Solved – Why is the continuous uniform distribution not an exponential family

exponential-family

In class I've been given that a family of distributions $\{P_{\theta} : \theta \in \Theta\}, \Theta \in \mathbb{R}^{k} $ is an exponential family if there exits real-valued functions $\eta_{1}, … , \eta_{k}, B $ of $\theta$ and $T_{1}, … , T_{2}, h$ of $x$, such that the pmf or pdf of $P_{\theta}$ can be written as:

$p_{\theta}(x) = exp \left[\sum_{1}^{k}\eta_{i}(\theta)T_{i}(x) \space -B(\theta) \right]h(x)$

I'm asked to determine whether $\mathcal{U}([0,\vartheta]), \space \vartheta > 0$ is an exponential family. I've read online that the uniform distributions are not exponential families, however based on the definition I've been given it seems fairly easy to show that it is.

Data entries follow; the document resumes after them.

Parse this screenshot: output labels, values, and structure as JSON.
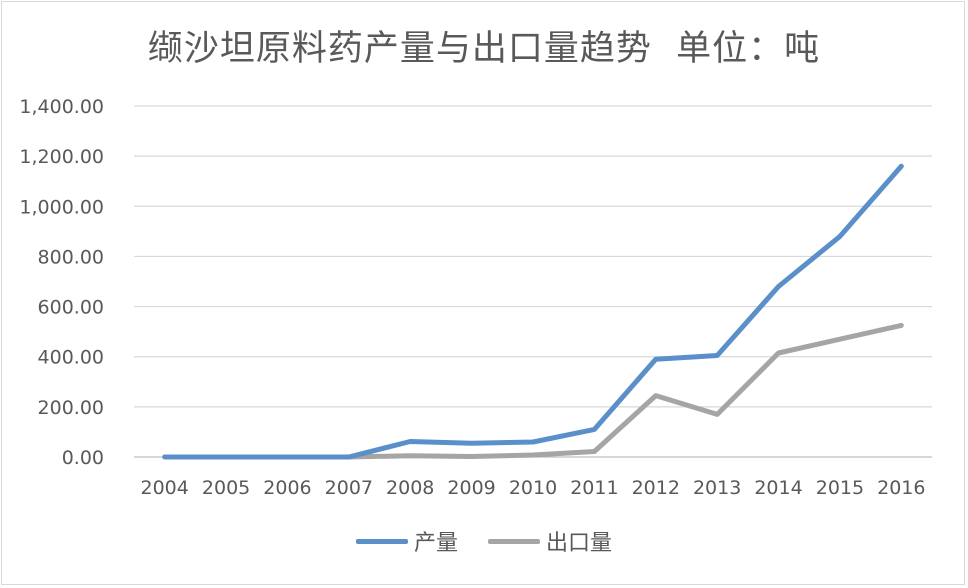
{
  "chart_data": {
    "type": "line",
    "title": "缬沙坦原料药产量与出口量趋势  单位：吨",
    "categories": [
      "2004",
      "2005",
      "2006",
      "2007",
      "2008",
      "2009",
      "2010",
      "2011",
      "2012",
      "2013",
      "2014",
      "2015",
      "2016"
    ],
    "y_ticks": [
      "0.00",
      "200.00",
      "400.00",
      "600.00",
      "800.00",
      "1,000.00",
      "1,200.00",
      "1,400.00"
    ],
    "ylim": [
      0,
      1400
    ],
    "grid": true,
    "legend_position": "bottom",
    "series": [
      {
        "name": "产量",
        "color": "#5b8fc9",
        "values": [
          0,
          0,
          0,
          0,
          62,
          55,
          60,
          110,
          390,
          405,
          680,
          880,
          1160
        ]
      },
      {
        "name": "出口量",
        "color": "#a5a5a5",
        "values": [
          0,
          0,
          0,
          0,
          5,
          2,
          8,
          22,
          245,
          170,
          415,
          470,
          525
        ]
      }
    ]
  }
}
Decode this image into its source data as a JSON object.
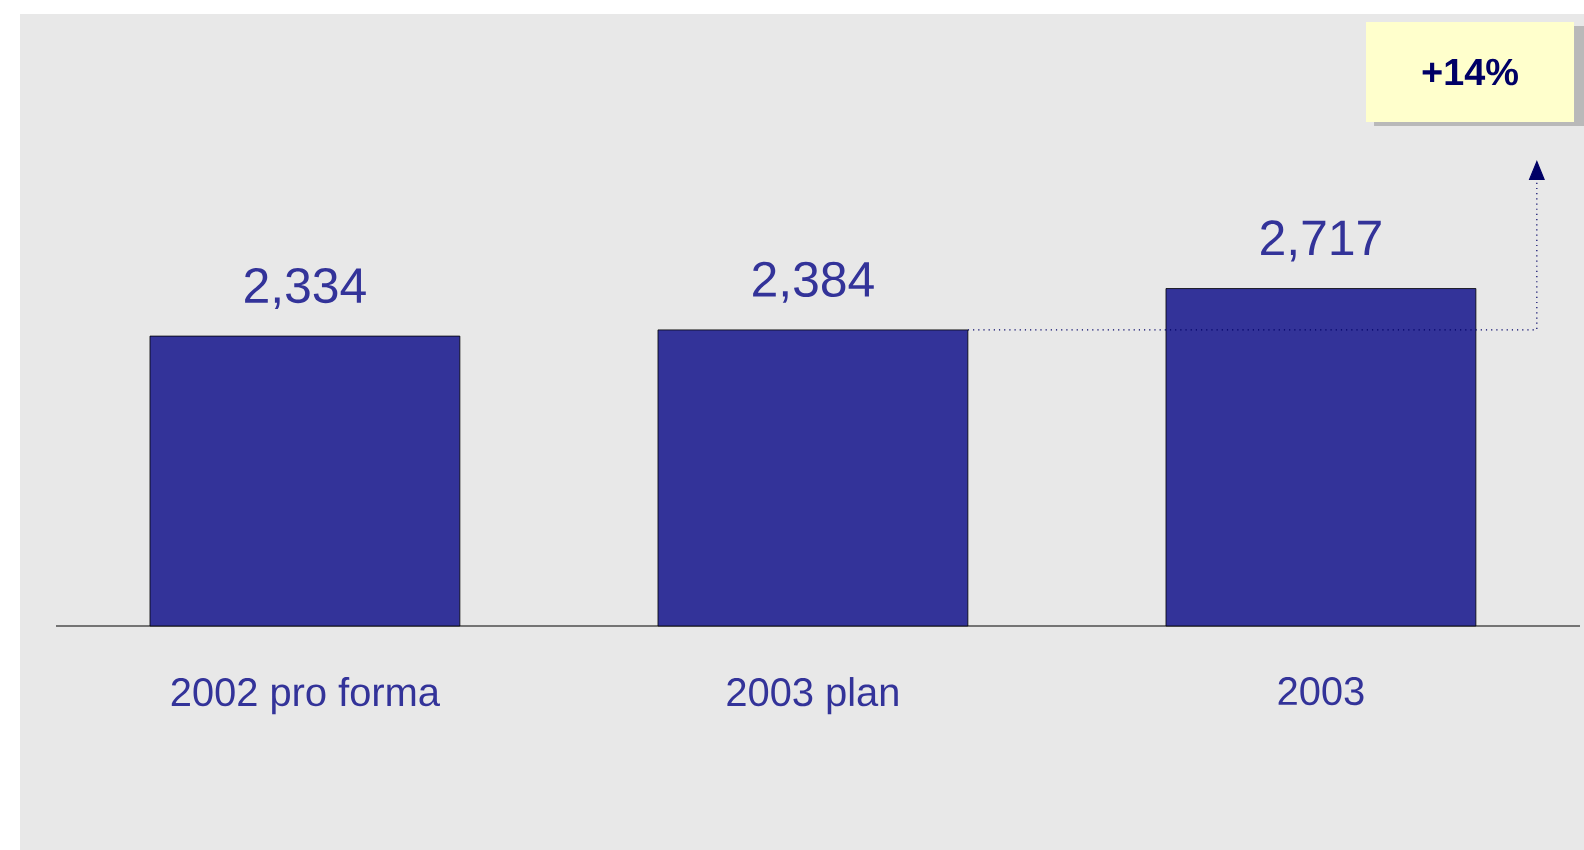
{
  "chart_data": {
    "type": "bar",
    "categories": [
      "2002 pro forma",
      "2003 plan",
      "2003"
    ],
    "values": [
      2334,
      2384,
      2717
    ],
    "color": "#333399",
    "value_labels": [
      "2,334",
      "2,384",
      "2,717"
    ],
    "annotations": [
      "+14%"
    ]
  }
}
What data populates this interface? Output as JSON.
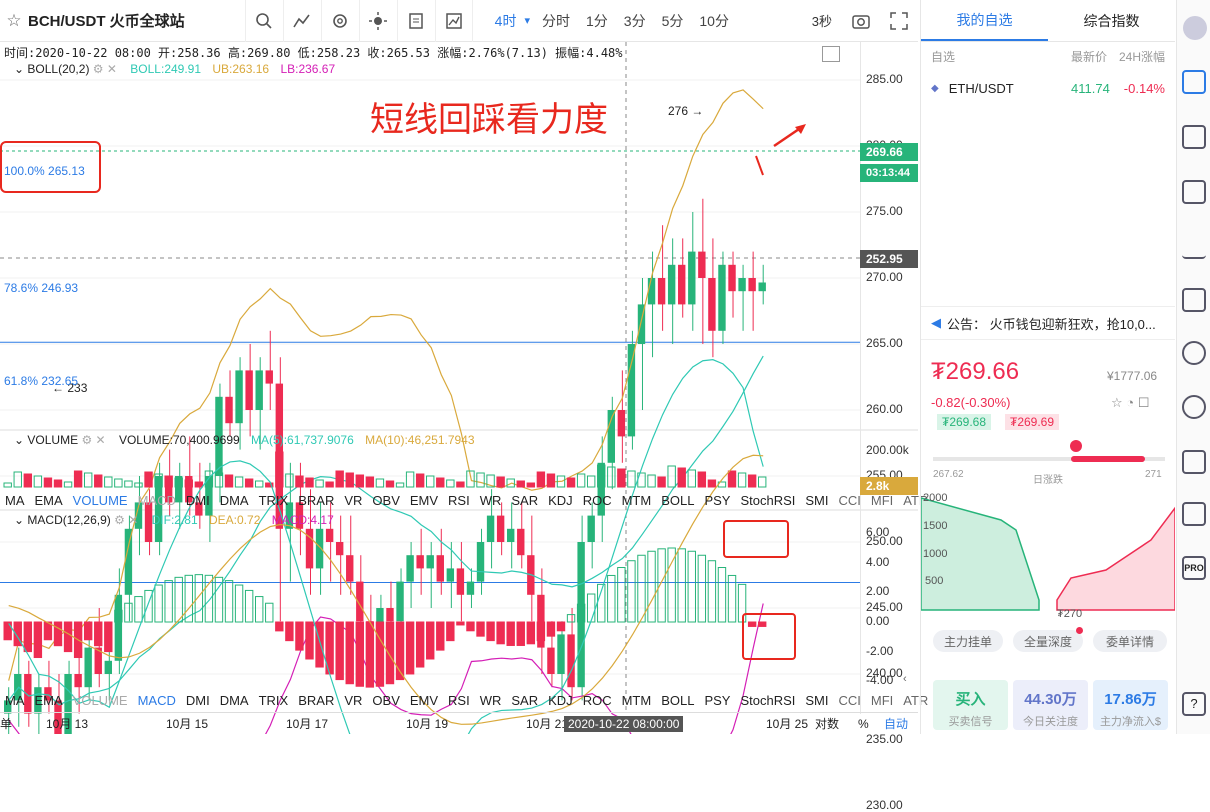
{
  "topbar": {
    "symbol": "BCH/USDT 火币全球站",
    "timeframes": [
      "4时",
      "分时",
      "1分",
      "3分",
      "5分",
      "10分"
    ],
    "refresh": "3秒"
  },
  "ohlc": {
    "line": "时间:2020-10-22 08:00  开:258.36  高:269.80  低:258.23  收:265.53  涨幅:2.76%(7.13)  振幅:4.48%"
  },
  "boll": {
    "name": "BOLL(20,2)",
    "mid": "BOLL:249.91",
    "ub": "UB:263.16",
    "lb": "LB:236.67"
  },
  "annotation": {
    "text": "短线回踩看力度",
    "high_mark": "276",
    "low_mark": "233"
  },
  "fib": {
    "f100": "100.0% 265.13",
    "f786": "78.6% 246.93",
    "f618": "61.8% 232.65"
  },
  "price_axis": [
    "285.00",
    "280.00",
    "275.00",
    "270.00",
    "265.00",
    "260.00",
    "255.00",
    "250.00",
    "245.00",
    "240.00",
    "235.00",
    "230.00"
  ],
  "price_tags": {
    "last": "269.66",
    "countdown": "03:13:44",
    "cross": "252.95"
  },
  "volume": {
    "name": "VOLUME",
    "value": "VOLUME:70,400.9699",
    "ma5": "MA(5):61,737.9076",
    "ma10": "MA(10):46,251.7943",
    "axis_top": "200.00k",
    "tag": "2.8k"
  },
  "indicators": [
    "MA",
    "EMA",
    "VOLUME",
    "MACD",
    "DMI",
    "DMA",
    "TRIX",
    "BRAR",
    "VR",
    "OBV",
    "EMV",
    "RSI",
    "WR",
    "SAR",
    "KDJ",
    "ROC",
    "MTM",
    "BOLL",
    "PSY",
    "StochRSI",
    "SMI",
    "CCI",
    "MFI",
    "ATR"
  ],
  "macd": {
    "name": "MACD(12,26,9)",
    "dif": "DIF:2.81",
    "dea": "DEA:0.72",
    "macd": "MACD:4.17",
    "axis": [
      "6.00",
      "4.00",
      "2.00",
      "0.00",
      "-2.00",
      "-4.00"
    ]
  },
  "bottom": {
    "left": "单",
    "dates": [
      "10月 13",
      "10月 15",
      "10月 17",
      "10月 19",
      "10月 21",
      "10月 25"
    ],
    "cursor": "2020-10-22 08:00:00",
    "logscale": "对数",
    "percent": "%",
    "auto": "自动"
  },
  "sidebar": {
    "tab1": "我的自选",
    "tab2": "综合指数",
    "col_name": "自选",
    "col_price": "最新价",
    "col_change": "24H涨幅",
    "row_symbol": "ETH/USDT",
    "row_price": "411.74",
    "row_change": "-0.14%",
    "notice": "公告：  火币钱包迎新狂欢，抢10,0...",
    "price": "₮269.66",
    "cny": "¥1777.06",
    "change": "-0.82(-0.30%)",
    "bid": "₮269.68",
    "ask": "₮269.69",
    "range_low": "267.62",
    "range_label": "日涨跌",
    "range_high": "271",
    "depth_y": [
      "2000",
      "1500",
      "1000",
      "500"
    ],
    "depth_x": "₮270",
    "btns": [
      "主力挂单",
      "全量深度",
      "委单详情"
    ],
    "cards": [
      {
        "value": "买入",
        "label": "买卖信号"
      },
      {
        "value": "44.30万",
        "label": "今日关注度"
      },
      {
        "value": "17.86万",
        "label": "主力净流入$"
      }
    ]
  },
  "colors": {
    "up": "#27b47a",
    "down": "#ee2c52",
    "accent": "#2c7be5",
    "boll_up": "#d9a93c",
    "boll_mid": "#2fc9b4",
    "boll_low": "#d41fb6"
  },
  "chart_data": {
    "type": "candlestick",
    "candles": [
      [
        237,
        239,
        235,
        238
      ],
      [
        238,
        242,
        236,
        240
      ],
      [
        240,
        241,
        236,
        237
      ],
      [
        237,
        240,
        235,
        239
      ],
      [
        239,
        241,
        237,
        238
      ],
      [
        238,
        240,
        233,
        234
      ],
      [
        234,
        241,
        233,
        240
      ],
      [
        240,
        242,
        237,
        239
      ],
      [
        239,
        244,
        238,
        242
      ],
      [
        242,
        245,
        239,
        240
      ],
      [
        240,
        243,
        238,
        241
      ],
      [
        241,
        248,
        240,
        246
      ],
      [
        246,
        252,
        244,
        251
      ],
      [
        251,
        255,
        249,
        253
      ],
      [
        253,
        254,
        249,
        250
      ],
      [
        250,
        256,
        249,
        255
      ],
      [
        255,
        257,
        252,
        253
      ],
      [
        253,
        256,
        251,
        255
      ],
      [
        255,
        258,
        252,
        253
      ],
      [
        253,
        256,
        251,
        252
      ],
      [
        252,
        256,
        250,
        255
      ],
      [
        255,
        262,
        253,
        261
      ],
      [
        261,
        263,
        258,
        259
      ],
      [
        259,
        264,
        257,
        263
      ],
      [
        263,
        265,
        258,
        260
      ],
      [
        260,
        264,
        257,
        263
      ],
      [
        263,
        266,
        260,
        262
      ],
      [
        262,
        264,
        244,
        251
      ],
      [
        251,
        256,
        247,
        253
      ],
      [
        253,
        256,
        249,
        251
      ],
      [
        251,
        254,
        246,
        248
      ],
      [
        248,
        253,
        246,
        251
      ],
      [
        251,
        253,
        247,
        250
      ],
      [
        250,
        252,
        246,
        249
      ],
      [
        249,
        252,
        246,
        247
      ],
      [
        247,
        249,
        242,
        244
      ],
      [
        244,
        246,
        241,
        242
      ],
      [
        242,
        246,
        241,
        245
      ],
      [
        245,
        247,
        243,
        244
      ],
      [
        244,
        248,
        242,
        247
      ],
      [
        247,
        250,
        245,
        249
      ],
      [
        249,
        251,
        246,
        248
      ],
      [
        248,
        250,
        245,
        249
      ],
      [
        249,
        251,
        246,
        247
      ],
      [
        247,
        250,
        245,
        248
      ],
      [
        248,
        250,
        244,
        246
      ],
      [
        246,
        248,
        245,
        247
      ],
      [
        247,
        251,
        246,
        250
      ],
      [
        250,
        254,
        248,
        252
      ],
      [
        252,
        253,
        249,
        250
      ],
      [
        250,
        253,
        248,
        251
      ],
      [
        251,
        253,
        248,
        249
      ],
      [
        249,
        252,
        244,
        246
      ],
      [
        246,
        248,
        240,
        242
      ],
      [
        242,
        244,
        239,
        240
      ],
      [
        240,
        244,
        238,
        243
      ],
      [
        243,
        245,
        238,
        239
      ],
      [
        239,
        252,
        238,
        250
      ],
      [
        250,
        253,
        248,
        252
      ],
      [
        252,
        258,
        250,
        256
      ],
      [
        256,
        261,
        254,
        260
      ],
      [
        260,
        263,
        256,
        258
      ],
      [
        258,
        266,
        257,
        265
      ],
      [
        265,
        270,
        260,
        268
      ],
      [
        268,
        272,
        264,
        270
      ],
      [
        270,
        274,
        266,
        268
      ],
      [
        268,
        273,
        265,
        271
      ],
      [
        271,
        273,
        267,
        268
      ],
      [
        268,
        275,
        266,
        272
      ],
      [
        272,
        276,
        265,
        270
      ],
      [
        270,
        273,
        264,
        266
      ],
      [
        266,
        272,
        265,
        271
      ],
      [
        271,
        272,
        267,
        269
      ],
      [
        269,
        271,
        266,
        270
      ],
      [
        270,
        272,
        266,
        269
      ],
      [
        269,
        271,
        268,
        269.66
      ]
    ]
  }
}
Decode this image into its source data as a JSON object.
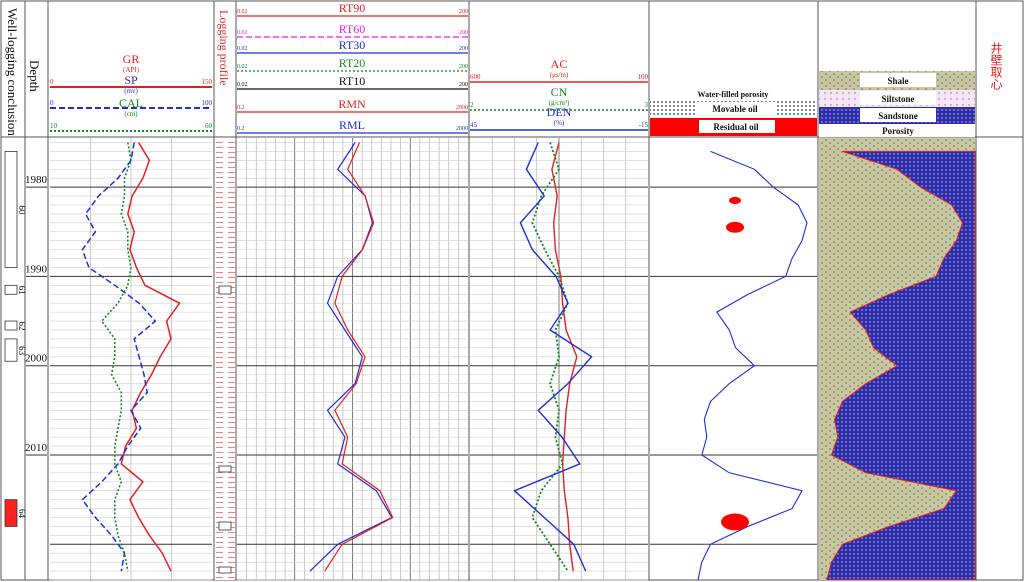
{
  "columns": {
    "conclusion_title": "Well-logging conclusion",
    "depth_title": "Depth",
    "profile_title": "Logging profile",
    "core_title": "井壁取心"
  },
  "colors": {
    "red": "#e32020",
    "blue": "#1f2fd6",
    "green": "#0e8a1e",
    "magenta": "#e020e0",
    "black": "#111111",
    "grid": "#9a9a9a",
    "sand_fill": "#b8b890",
    "shale_fill": "#ffd0d8",
    "porosity_fill": "#2a2a9a",
    "residual_oil": "#ff0000"
  },
  "track1_curves": [
    {
      "name": "GR",
      "unit": "(API)",
      "min": "0",
      "max": "150",
      "color": "red",
      "style": "solid"
    },
    {
      "name": "SP",
      "unit": "(mv)",
      "min": "0",
      "max": "100",
      "color": "blue",
      "style": "dashed"
    },
    {
      "name": "CAL",
      "unit": "(cm)",
      "min": "10",
      "max": "60",
      "color": "green",
      "style": "dotted"
    }
  ],
  "track3_curves": [
    {
      "name": "RT90",
      "min": "0.02",
      "max": "200",
      "color": "red",
      "style": "solid"
    },
    {
      "name": "RT60",
      "min": "0.02",
      "max": "200",
      "color": "magenta",
      "style": "dashed"
    },
    {
      "name": "RT30",
      "min": "0.02",
      "max": "200",
      "color": "blue",
      "style": "solid"
    },
    {
      "name": "RT20",
      "min": "0.02",
      "max": "200",
      "color": "green",
      "style": "dotted"
    },
    {
      "name": "RT10",
      "min": "0.02",
      "max": "200",
      "color": "black",
      "style": "solid"
    },
    {
      "name": "RMN",
      "min": "0.2",
      "max": "2000",
      "color": "red",
      "style": "solid"
    },
    {
      "name": "RML",
      "min": "0.2",
      "max": "2000",
      "color": "blue",
      "style": "solid"
    }
  ],
  "track4_curves": [
    {
      "name": "AC",
      "unit": "(μs/m)",
      "min": "600",
      "max": "100",
      "color": "red",
      "style": "solid"
    },
    {
      "name": "CN",
      "unit": "(g/cm³)",
      "min": "2",
      "max": "3",
      "color": "green",
      "style": "dotted"
    },
    {
      "name": "DEN",
      "unit": "(%)",
      "min": "45",
      "max": "-15",
      "color": "blue",
      "style": "solid"
    }
  ],
  "fluid_legend": [
    "Water-filled porosity",
    "Movable oil",
    "Residual oil"
  ],
  "lithology_legend": [
    "Shale",
    "Siltstone",
    "Sandstone",
    "Porosity"
  ],
  "conclusion_labels": [
    "60",
    "61",
    "62",
    "63",
    "64"
  ],
  "chart_data": {
    "type": "well-log",
    "depth_axis": {
      "ticks": [
        1980,
        1990,
        2000,
        2010
      ],
      "range": [
        1974.5,
        2024
      ]
    },
    "series": [
      {
        "name": "GR",
        "depth": [
          1975,
          1977,
          1979,
          1981,
          1983,
          1985,
          1987,
          1989,
          1991,
          1993,
          1995,
          1997,
          1999,
          2001,
          2003,
          2005,
          2007,
          2009,
          2011,
          2013,
          2015,
          2017,
          2019,
          2021,
          2023
        ],
        "values": [
          82,
          92,
          86,
          76,
          72,
          78,
          74,
          80,
          88,
          120,
          108,
          112,
          102,
          94,
          84,
          76,
          80,
          70,
          66,
          86,
          74,
          82,
          92,
          104,
          112
        ]
      },
      {
        "name": "SP",
        "depth": [
          1975,
          1977,
          1979,
          1981,
          1983,
          1985,
          1987,
          1989,
          1991,
          1993,
          1995,
          1997,
          1999,
          2001,
          2003,
          2005,
          2007,
          2009,
          2011,
          2013,
          2015,
          2017,
          2019,
          2021,
          2023
        ],
        "values": [
          52,
          50,
          42,
          30,
          22,
          28,
          20,
          24,
          40,
          55,
          65,
          52,
          55,
          58,
          60,
          50,
          56,
          48,
          42,
          32,
          20,
          28,
          38,
          46,
          44
        ]
      },
      {
        "name": "CAL",
        "depth": [
          1975,
          1977,
          1979,
          1981,
          1983,
          1985,
          1987,
          1989,
          1991,
          1993,
          1995,
          1997,
          1999,
          2001,
          2003,
          2005,
          2007,
          2009,
          2011,
          2013,
          2015,
          2017,
          2019,
          2021,
          2023
        ],
        "values": [
          34,
          35,
          33,
          33,
          32,
          34,
          34,
          35,
          34,
          31,
          26,
          30,
          30,
          29,
          32,
          32,
          31,
          30,
          30,
          32,
          30,
          30,
          31,
          33,
          34
        ]
      },
      {
        "name": "RT",
        "depth": [
          1975,
          1978,
          1981,
          1984,
          1987,
          1990,
          1993,
          1996,
          1999,
          2002,
          2005,
          2008,
          2011,
          2014,
          2017,
          2020,
          2023
        ],
        "values": [
          6,
          3,
          9,
          12,
          8,
          3,
          2,
          4,
          8,
          6,
          2,
          4,
          3,
          14,
          26,
          3,
          1
        ]
      },
      {
        "name": "RMN",
        "depth": [
          1975,
          1978,
          1981,
          1984,
          1987,
          1990,
          1993,
          1996,
          1999,
          2002,
          2005,
          2008,
          2011,
          2014,
          2017,
          2020,
          2023
        ],
        "values": [
          8,
          5,
          10,
          14,
          9,
          4,
          3,
          5,
          10,
          7,
          3,
          5,
          4,
          18,
          30,
          4,
          2
        ]
      },
      {
        "name": "AC",
        "depth": [
          1975,
          1978,
          1981,
          1984,
          1987,
          1990,
          1993,
          1996,
          1999,
          2002,
          2005,
          2008,
          2011,
          2014,
          2017,
          2020,
          2023
        ],
        "values": [
          350,
          370,
          355,
          365,
          360,
          345,
          340,
          330,
          300,
          320,
          330,
          335,
          340,
          335,
          325,
          320,
          310
        ]
      },
      {
        "name": "CN",
        "depth": [
          1975,
          1978,
          1981,
          1984,
          1987,
          1990,
          1993,
          1996,
          1999,
          2002,
          2005,
          2008,
          2011,
          2014,
          2017,
          2020,
          2023
        ],
        "values": [
          2.45,
          2.5,
          2.4,
          2.35,
          2.42,
          2.5,
          2.55,
          2.48,
          2.5,
          2.45,
          2.5,
          2.48,
          2.52,
          2.4,
          2.35,
          2.45,
          2.55
        ]
      },
      {
        "name": "DEN",
        "depth": [
          1975,
          1978,
          1981,
          1984,
          1987,
          1990,
          1993,
          1996,
          1999,
          2002,
          2005,
          2008,
          2011,
          2014,
          2017,
          2020,
          2023
        ],
        "values": [
          22,
          26,
          20,
          28,
          24,
          16,
          12,
          18,
          4,
          12,
          22,
          14,
          8,
          30,
          20,
          10,
          6
        ]
      },
      {
        "name": "Porosity",
        "depth": [
          1976,
          1978,
          1980,
          1982,
          1984,
          1986,
          1988,
          1990,
          1992,
          1994,
          1996,
          1998,
          2000,
          2002,
          2004,
          2006,
          2008,
          2010,
          2012,
          2014,
          2016,
          2018,
          2020,
          2022,
          2024
        ],
        "values": [
          0.85,
          0.5,
          0.35,
          0.15,
          0.08,
          0.12,
          0.2,
          0.25,
          0.55,
          0.8,
          0.7,
          0.65,
          0.5,
          0.7,
          0.85,
          0.9,
          0.88,
          0.92,
          0.7,
          0.12,
          0.2,
          0.55,
          0.85,
          0.92,
          0.95
        ]
      }
    ]
  }
}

Let $\eta_{1}(\vartheta) = 0, \space T_{1}(x) = 0, \space B(\vartheta) = ln(\vartheta), \space h(x) = 1$ and we have that:

$exp \left[\sum_{1}^{k}\eta_{i}(\theta)T_{i}(x) \space -B(\theta) \right]h(x) = exp[-\ln(\vartheta)] = \frac{1}{\vartheta}$ gives us our desired pdf.

So what is the problem here?

Is it that we have to restrict $x \in [0,\vartheta]$ for it to truly be our desired pdf? Because we have to restrict $x$ for the Bernoulli distribution as well and that is still an exponential family.

Has it just been decided that the uniform distributions aren't exponential families by convention since they don't vary anyways so it's not worth thinking of them as exponentials?

If someone could explain this I'd be very grateful.

Best Answer

Since the indicator function $\mathbb{I}_{(0,\theta)}(x)$ is part of the definition of the Uniform density, one cannot enter it inside the exponential product part $\exp\{\eta_1(\theta)T_1(x)+\ldots\}$.